O seguro, por exemplo, é uma ferramenta que minimiza e mitiga esses riscos. Rui Tavares, Head of Marine Department (Transportes) na quase centenária e especialista em seguro de mercadorias transportadas VICTORIA Seguros, defendeu que o seguro “deveria ser uma condição prévia do próprio processo de exportação”, de tal forma é importante para o êxito da operação. Também o transporte e a logística são fatores críticos no processo de exportação de bens e mercadorias.

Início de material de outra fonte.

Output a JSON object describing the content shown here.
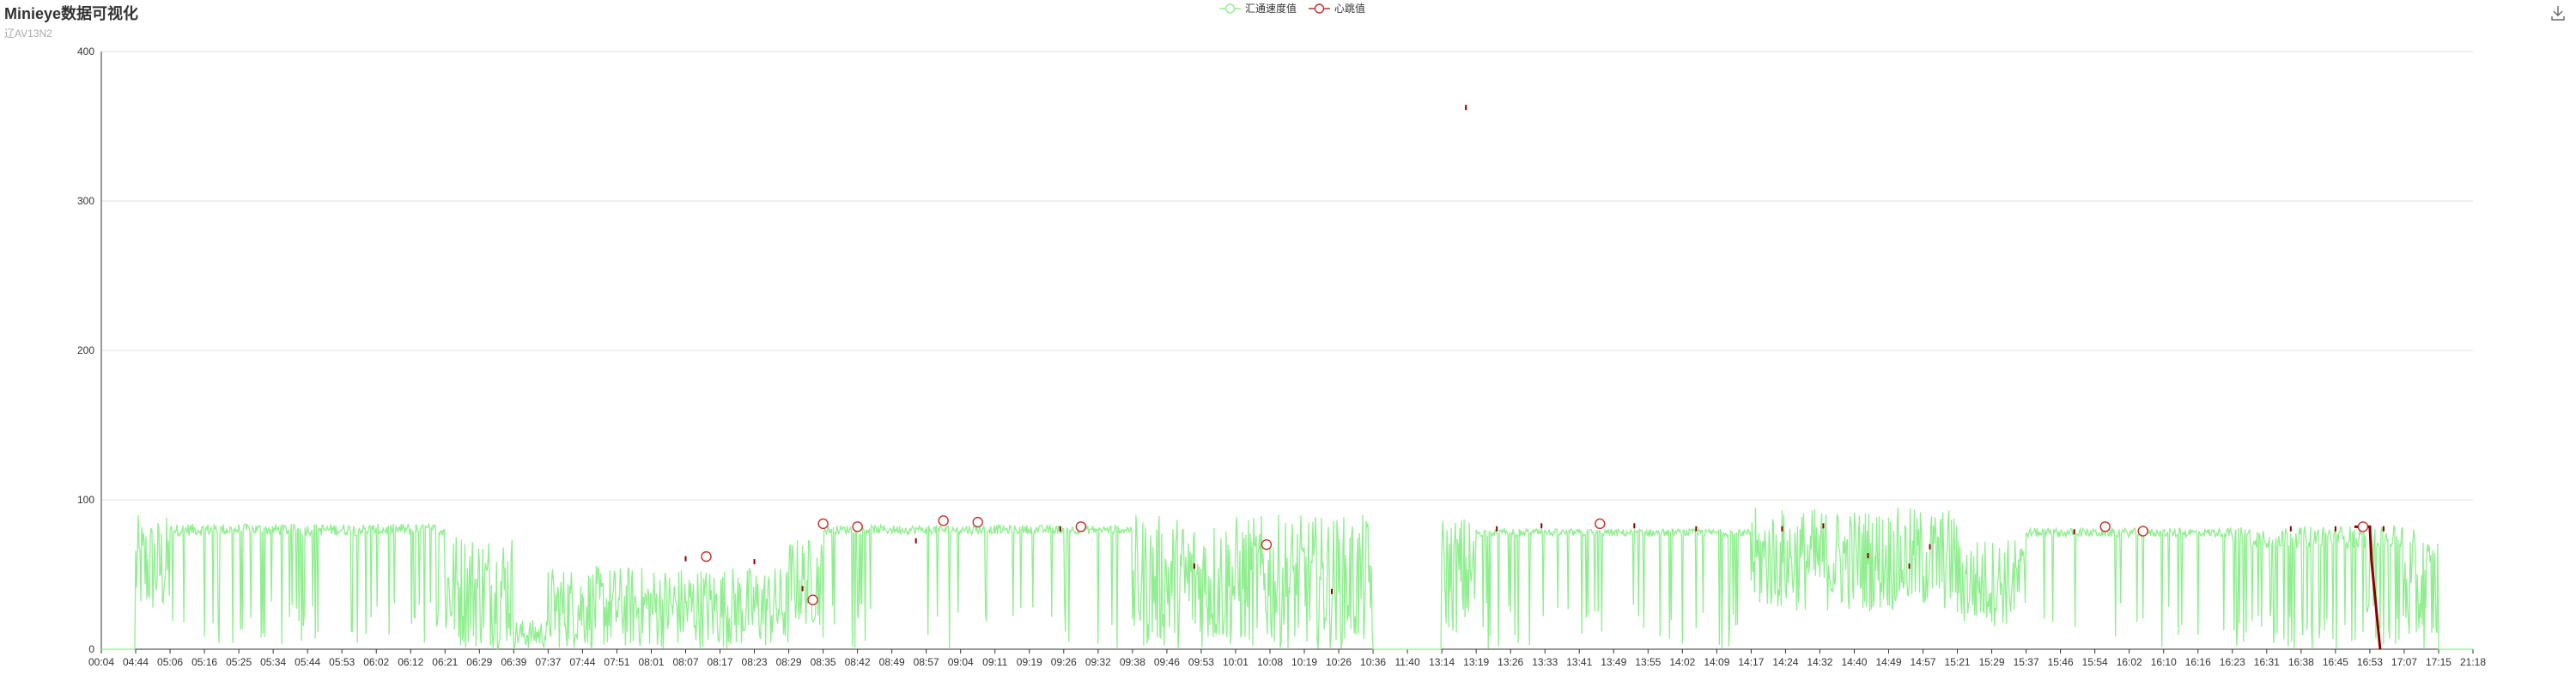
{
  "title": "Minieye数据可视化",
  "subtitle": "辽AV13N2",
  "toolbox": {
    "save_icon": "download-icon"
  },
  "chart_data": {
    "type": "line",
    "title": "Minieye数据可视化",
    "subtitle": "辽AV13N2",
    "xlabel": "",
    "ylabel": "",
    "ylim": [
      0,
      400
    ],
    "yticks": [
      0,
      100,
      200,
      300,
      400
    ],
    "grid": true,
    "legend_position": "top-center",
    "x_tick_labels": [
      "00:04",
      "04:44",
      "05:06",
      "05:16",
      "05:25",
      "05:34",
      "05:44",
      "05:53",
      "06:02",
      "06:12",
      "06:21",
      "06:29",
      "06:39",
      "07:37",
      "07:44",
      "07:51",
      "08:01",
      "08:07",
      "08:17",
      "08:23",
      "08:29",
      "08:35",
      "08:42",
      "08:49",
      "08:57",
      "09:04",
      "09:11",
      "09:19",
      "09:26",
      "09:32",
      "09:38",
      "09:46",
      "09:53",
      "10:01",
      "10:08",
      "10:19",
      "10:26",
      "10:36",
      "11:40",
      "13:14",
      "13:19",
      "13:26",
      "13:33",
      "13:41",
      "13:49",
      "13:55",
      "14:02",
      "14:09",
      "14:17",
      "14:24",
      "14:32",
      "14:40",
      "14:49",
      "14:57",
      "15:21",
      "15:29",
      "15:37",
      "15:46",
      "15:54",
      "16:02",
      "16:10",
      "16:16",
      "16:23",
      "16:31",
      "16:38",
      "16:45",
      "16:53",
      "17:07",
      "17:15",
      "21:18"
    ],
    "series": [
      {
        "name": "汇通速度值",
        "color": "#90ee90",
        "segments": [
          {
            "from": 0,
            "to": 1,
            "level": 0,
            "noise": 0
          },
          {
            "from": 1,
            "to": 2,
            "level": 55,
            "noise": 35
          },
          {
            "from": 2,
            "to": 10,
            "level": 80,
            "noise": 8,
            "dips": 0.12
          },
          {
            "from": 10,
            "to": 12,
            "level": 40,
            "noise": 40
          },
          {
            "from": 12,
            "to": 13,
            "level": 10,
            "noise": 10
          },
          {
            "from": 13,
            "to": 20,
            "level": 28,
            "noise": 28
          },
          {
            "from": 20,
            "to": 21,
            "level": 45,
            "noise": 30
          },
          {
            "from": 21,
            "to": 30,
            "level": 80,
            "noise": 6,
            "dips": 0.08
          },
          {
            "from": 30,
            "to": 37,
            "level": 45,
            "noise": 45
          },
          {
            "from": 37,
            "to": 39,
            "level": 0,
            "noise": 0
          },
          {
            "from": 39,
            "to": 40,
            "level": 50,
            "noise": 40
          },
          {
            "from": 40,
            "to": 48,
            "level": 78,
            "noise": 5,
            "dips": 0.1
          },
          {
            "from": 48,
            "to": 54,
            "level": 60,
            "noise": 35
          },
          {
            "from": 54,
            "to": 56,
            "level": 45,
            "noise": 30
          },
          {
            "from": 56,
            "to": 62,
            "level": 78,
            "noise": 6,
            "dips": 0.08
          },
          {
            "from": 62,
            "to": 67,
            "level": 75,
            "noise": 15,
            "dips": 0.25
          },
          {
            "from": 67,
            "to": 68,
            "level": 40,
            "noise": 40
          },
          {
            "from": 68,
            "to": 69,
            "level": 0,
            "noise": 0
          }
        ]
      },
      {
        "name": "心跳值",
        "color": "#8b0000",
        "markers": [
          {
            "x": 17.6,
            "y": 62
          },
          {
            "x": 20.7,
            "y": 33
          },
          {
            "x": 21.0,
            "y": 84
          },
          {
            "x": 22.0,
            "y": 82
          },
          {
            "x": 24.5,
            "y": 86
          },
          {
            "x": 25.5,
            "y": 85
          },
          {
            "x": 28.5,
            "y": 82
          },
          {
            "x": 33.9,
            "y": 70
          },
          {
            "x": 43.6,
            "y": 84
          },
          {
            "x": 58.3,
            "y": 82
          },
          {
            "x": 59.4,
            "y": 79
          },
          {
            "x": 65.8,
            "y": 82
          }
        ],
        "stray_points": [
          {
            "x": 39.7,
            "y": 362
          },
          {
            "x": 17.0,
            "y": 60
          },
          {
            "x": 19.0,
            "y": 58
          },
          {
            "x": 20.4,
            "y": 40
          },
          {
            "x": 23.7,
            "y": 72
          },
          {
            "x": 27.9,
            "y": 80
          },
          {
            "x": 31.8,
            "y": 55
          },
          {
            "x": 35.8,
            "y": 38
          },
          {
            "x": 40.6,
            "y": 80
          },
          {
            "x": 41.9,
            "y": 82
          },
          {
            "x": 44.6,
            "y": 82
          },
          {
            "x": 46.4,
            "y": 80
          },
          {
            "x": 48.9,
            "y": 80
          },
          {
            "x": 50.1,
            "y": 82
          },
          {
            "x": 51.4,
            "y": 62
          },
          {
            "x": 52.6,
            "y": 55
          },
          {
            "x": 53.2,
            "y": 68
          },
          {
            "x": 57.4,
            "y": 78
          },
          {
            "x": 63.7,
            "y": 80
          },
          {
            "x": 65.0,
            "y": 80
          },
          {
            "x": 66.4,
            "y": 80
          }
        ],
        "drop": {
          "x_from": 66.0,
          "x_to": 66.3,
          "level": 82
        }
      }
    ]
  }
}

Além dos sapatos e dos têxteis, durante décadas marca das exportações portuguesas, o país afirma-se cada vez mais com produtos de maior valor acrescentado. Hoje já vende tecnologia e outros produtos e serviços com desenvolvimento tecnológico incorporado. Ninguém duvidará que é mais fácil exportar agora do que há sete ou cinco anos. As empresas nacionais têm feito o seu caminho e o Portugal Exportador é um marco nesse percurso.